Jugend in Europa: Zwischen Freiheit und Unsicherheit
An Frieden denken junge Leute heute kaum noch, wenn sie das Wort „Europa“ hören. Für sie bedeutet Europa Freiheit - aber eben auch Arbeitslosigkeit und Lohndumping, kurz: Krise und Stress.

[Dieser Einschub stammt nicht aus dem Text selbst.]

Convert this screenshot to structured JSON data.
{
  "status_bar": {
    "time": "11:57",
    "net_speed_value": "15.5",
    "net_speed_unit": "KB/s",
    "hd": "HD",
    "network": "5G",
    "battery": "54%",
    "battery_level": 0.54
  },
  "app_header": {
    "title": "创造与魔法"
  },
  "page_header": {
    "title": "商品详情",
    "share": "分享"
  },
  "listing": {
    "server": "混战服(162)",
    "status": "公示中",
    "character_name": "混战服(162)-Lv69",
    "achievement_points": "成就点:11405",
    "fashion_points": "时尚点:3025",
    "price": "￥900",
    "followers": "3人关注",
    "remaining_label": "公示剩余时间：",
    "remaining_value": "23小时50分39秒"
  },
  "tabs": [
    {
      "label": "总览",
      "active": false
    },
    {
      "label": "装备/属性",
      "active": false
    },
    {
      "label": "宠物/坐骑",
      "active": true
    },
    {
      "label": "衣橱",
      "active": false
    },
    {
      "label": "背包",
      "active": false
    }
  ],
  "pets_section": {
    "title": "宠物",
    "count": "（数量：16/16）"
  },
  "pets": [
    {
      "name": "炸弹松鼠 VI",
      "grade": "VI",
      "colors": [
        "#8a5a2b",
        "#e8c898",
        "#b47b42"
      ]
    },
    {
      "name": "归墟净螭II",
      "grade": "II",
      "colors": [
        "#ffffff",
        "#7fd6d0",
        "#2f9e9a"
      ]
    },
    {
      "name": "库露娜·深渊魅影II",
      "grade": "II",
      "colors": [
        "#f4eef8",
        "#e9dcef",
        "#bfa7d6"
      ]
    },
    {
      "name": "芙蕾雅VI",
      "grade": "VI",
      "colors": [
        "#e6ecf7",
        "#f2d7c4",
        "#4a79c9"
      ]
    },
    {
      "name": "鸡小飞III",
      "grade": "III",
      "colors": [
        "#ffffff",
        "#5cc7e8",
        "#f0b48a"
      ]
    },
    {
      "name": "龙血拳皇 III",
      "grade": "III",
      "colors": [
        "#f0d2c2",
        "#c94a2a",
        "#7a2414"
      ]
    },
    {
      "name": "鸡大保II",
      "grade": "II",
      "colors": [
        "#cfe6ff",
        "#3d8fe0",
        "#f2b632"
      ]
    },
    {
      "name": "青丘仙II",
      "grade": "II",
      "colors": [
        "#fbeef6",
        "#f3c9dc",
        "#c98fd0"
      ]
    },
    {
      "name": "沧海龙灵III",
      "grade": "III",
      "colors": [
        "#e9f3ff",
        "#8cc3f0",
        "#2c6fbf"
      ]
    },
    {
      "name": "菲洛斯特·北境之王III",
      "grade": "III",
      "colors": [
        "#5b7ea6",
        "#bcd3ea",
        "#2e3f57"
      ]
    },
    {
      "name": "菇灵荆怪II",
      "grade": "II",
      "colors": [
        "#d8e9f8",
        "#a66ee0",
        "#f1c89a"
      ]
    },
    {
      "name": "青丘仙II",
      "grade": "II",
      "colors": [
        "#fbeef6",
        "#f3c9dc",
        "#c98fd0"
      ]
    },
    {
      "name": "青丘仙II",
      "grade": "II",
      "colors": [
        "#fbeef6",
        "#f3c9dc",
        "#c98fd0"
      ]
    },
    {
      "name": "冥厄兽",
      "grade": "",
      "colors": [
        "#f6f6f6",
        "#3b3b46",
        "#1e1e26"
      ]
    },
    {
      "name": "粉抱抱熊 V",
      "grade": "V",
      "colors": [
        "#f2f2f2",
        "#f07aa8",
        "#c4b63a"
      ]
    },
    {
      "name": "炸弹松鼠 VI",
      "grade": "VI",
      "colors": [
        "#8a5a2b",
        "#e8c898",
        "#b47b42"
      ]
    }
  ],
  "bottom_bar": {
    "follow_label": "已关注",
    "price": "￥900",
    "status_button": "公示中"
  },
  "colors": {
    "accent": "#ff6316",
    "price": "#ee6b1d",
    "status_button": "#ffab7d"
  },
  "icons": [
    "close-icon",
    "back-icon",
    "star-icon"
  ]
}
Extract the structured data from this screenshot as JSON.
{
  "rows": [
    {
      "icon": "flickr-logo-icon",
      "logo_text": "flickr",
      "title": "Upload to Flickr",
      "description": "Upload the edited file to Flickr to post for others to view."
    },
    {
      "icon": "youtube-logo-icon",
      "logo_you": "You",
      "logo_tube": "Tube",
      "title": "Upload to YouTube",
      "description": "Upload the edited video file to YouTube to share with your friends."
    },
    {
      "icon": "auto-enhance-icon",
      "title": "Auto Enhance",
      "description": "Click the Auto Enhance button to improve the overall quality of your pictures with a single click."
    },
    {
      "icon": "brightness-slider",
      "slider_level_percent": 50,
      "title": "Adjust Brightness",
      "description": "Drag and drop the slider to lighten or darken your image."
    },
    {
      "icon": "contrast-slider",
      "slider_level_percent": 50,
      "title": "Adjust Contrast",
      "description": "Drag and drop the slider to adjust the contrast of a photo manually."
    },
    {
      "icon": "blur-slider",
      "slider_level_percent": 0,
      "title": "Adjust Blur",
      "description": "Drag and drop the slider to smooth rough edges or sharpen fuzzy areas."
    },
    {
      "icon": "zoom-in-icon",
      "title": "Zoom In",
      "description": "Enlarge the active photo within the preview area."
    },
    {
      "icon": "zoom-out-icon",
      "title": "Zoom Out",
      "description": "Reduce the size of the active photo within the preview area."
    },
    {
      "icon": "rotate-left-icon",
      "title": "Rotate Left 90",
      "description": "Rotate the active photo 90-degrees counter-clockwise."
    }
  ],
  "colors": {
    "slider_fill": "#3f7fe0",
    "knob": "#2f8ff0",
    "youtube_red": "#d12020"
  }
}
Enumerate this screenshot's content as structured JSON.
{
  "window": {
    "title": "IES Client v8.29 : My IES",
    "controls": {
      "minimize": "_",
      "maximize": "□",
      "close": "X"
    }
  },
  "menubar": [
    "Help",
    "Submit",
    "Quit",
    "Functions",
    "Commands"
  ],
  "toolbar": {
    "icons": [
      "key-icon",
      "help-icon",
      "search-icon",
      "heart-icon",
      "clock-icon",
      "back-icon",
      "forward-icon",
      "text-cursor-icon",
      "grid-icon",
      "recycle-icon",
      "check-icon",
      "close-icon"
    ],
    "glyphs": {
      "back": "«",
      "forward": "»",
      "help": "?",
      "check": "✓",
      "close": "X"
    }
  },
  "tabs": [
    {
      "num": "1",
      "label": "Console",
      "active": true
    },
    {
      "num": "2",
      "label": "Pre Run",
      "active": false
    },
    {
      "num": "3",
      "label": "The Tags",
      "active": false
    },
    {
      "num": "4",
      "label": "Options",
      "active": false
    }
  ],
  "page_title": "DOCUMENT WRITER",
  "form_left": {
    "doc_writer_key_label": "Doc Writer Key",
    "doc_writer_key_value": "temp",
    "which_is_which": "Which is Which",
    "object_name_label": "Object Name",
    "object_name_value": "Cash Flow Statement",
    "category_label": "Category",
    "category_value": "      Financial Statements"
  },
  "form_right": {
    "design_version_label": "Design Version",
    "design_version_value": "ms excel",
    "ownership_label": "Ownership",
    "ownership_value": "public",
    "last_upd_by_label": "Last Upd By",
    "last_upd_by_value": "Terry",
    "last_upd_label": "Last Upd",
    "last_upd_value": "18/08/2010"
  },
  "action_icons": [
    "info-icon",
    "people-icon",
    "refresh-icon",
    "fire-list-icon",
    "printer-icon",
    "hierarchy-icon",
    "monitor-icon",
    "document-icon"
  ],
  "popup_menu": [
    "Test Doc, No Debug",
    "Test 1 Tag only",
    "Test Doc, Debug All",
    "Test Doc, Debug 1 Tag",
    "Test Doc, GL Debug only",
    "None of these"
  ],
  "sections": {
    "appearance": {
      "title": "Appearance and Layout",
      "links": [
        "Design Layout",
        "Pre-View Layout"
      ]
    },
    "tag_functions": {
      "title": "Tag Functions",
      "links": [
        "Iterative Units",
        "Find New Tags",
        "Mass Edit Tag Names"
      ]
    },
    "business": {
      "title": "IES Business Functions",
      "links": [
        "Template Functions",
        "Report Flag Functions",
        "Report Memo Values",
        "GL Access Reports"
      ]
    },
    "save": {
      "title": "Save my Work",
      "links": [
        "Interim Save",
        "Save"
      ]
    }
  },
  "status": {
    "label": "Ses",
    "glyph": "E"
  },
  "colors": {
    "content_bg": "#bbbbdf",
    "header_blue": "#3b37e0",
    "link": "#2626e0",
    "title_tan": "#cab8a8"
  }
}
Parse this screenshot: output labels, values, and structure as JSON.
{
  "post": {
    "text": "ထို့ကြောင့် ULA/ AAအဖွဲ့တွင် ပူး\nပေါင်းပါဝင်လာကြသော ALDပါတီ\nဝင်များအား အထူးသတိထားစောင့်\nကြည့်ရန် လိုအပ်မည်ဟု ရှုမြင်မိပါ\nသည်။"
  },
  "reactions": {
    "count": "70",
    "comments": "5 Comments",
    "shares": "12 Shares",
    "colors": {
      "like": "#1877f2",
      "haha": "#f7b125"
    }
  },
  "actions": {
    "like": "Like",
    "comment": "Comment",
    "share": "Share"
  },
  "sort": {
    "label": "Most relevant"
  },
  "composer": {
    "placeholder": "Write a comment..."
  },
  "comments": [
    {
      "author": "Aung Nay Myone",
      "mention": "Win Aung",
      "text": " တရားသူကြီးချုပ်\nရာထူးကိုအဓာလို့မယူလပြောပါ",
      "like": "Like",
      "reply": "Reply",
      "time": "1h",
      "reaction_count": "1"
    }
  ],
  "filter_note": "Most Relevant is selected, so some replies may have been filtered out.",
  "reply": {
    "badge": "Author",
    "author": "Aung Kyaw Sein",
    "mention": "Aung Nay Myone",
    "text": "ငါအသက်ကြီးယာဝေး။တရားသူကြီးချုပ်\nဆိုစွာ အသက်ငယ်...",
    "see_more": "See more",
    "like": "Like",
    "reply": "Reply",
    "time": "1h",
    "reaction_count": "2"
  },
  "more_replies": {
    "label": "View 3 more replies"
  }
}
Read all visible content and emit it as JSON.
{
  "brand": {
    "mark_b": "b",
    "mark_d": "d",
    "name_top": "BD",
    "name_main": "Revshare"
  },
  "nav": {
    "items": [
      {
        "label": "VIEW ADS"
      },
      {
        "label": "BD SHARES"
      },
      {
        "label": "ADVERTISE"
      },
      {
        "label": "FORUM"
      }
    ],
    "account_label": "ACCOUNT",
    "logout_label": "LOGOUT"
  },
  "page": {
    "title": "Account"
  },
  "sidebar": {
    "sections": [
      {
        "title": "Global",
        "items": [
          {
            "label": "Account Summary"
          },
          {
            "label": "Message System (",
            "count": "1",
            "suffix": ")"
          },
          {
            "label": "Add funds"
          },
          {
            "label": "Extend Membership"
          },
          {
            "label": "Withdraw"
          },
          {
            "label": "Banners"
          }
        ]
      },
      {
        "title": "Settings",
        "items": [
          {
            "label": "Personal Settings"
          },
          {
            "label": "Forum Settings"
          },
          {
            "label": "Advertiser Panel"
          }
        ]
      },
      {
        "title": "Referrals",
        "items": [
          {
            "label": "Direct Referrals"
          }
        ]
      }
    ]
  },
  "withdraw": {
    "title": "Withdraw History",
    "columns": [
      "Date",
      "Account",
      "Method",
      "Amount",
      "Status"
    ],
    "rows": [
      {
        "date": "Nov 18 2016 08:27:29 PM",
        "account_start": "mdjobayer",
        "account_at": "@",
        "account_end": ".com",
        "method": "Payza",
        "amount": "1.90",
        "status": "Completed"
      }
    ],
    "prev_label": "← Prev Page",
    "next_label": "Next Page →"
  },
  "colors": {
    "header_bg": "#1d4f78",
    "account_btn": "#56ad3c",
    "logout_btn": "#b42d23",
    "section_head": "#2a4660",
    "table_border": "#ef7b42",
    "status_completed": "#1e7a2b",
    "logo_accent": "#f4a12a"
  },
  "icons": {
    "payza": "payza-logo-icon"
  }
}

Robert Opaterni verschränkt die Arme und mustert die beiden jungen Leute vorne an der Tafel. „Ihr redet das doch schön!“, sagt er. Nicht sehr laut, aber doch so laut, dass es alle verstehen. Gloria Amoruso runzelt kurz die Stirn. Dann lächelt sie. „Nein“, sagt sie, „so sind eben die Fakten.“ Es ist ein Freitagmittag Mitte Januar im Oberstufenzentrum in Berlin-Weißensee, in der Ausbildungsklasse „Fachkraft Küchen, Möbel, Umzug“ fällt heute der normale Unterricht aus. Stattdessen sitzen die 14 jungen Männer seit vier Stunden im „EU-Kompaktkurs“ und diskutieren. Gloria Amoruso und ihr Kollege Dominik Sonnleitner haben der Klasse gerade vorgerechnet, dass Deutschland an den Zinsen für Griechenland verdient und von der Zuwanderung aus Bulgarien und Rumänien profitiert. Damit widersprechen sie so ziemlich allem, was die Schüler hier glauben.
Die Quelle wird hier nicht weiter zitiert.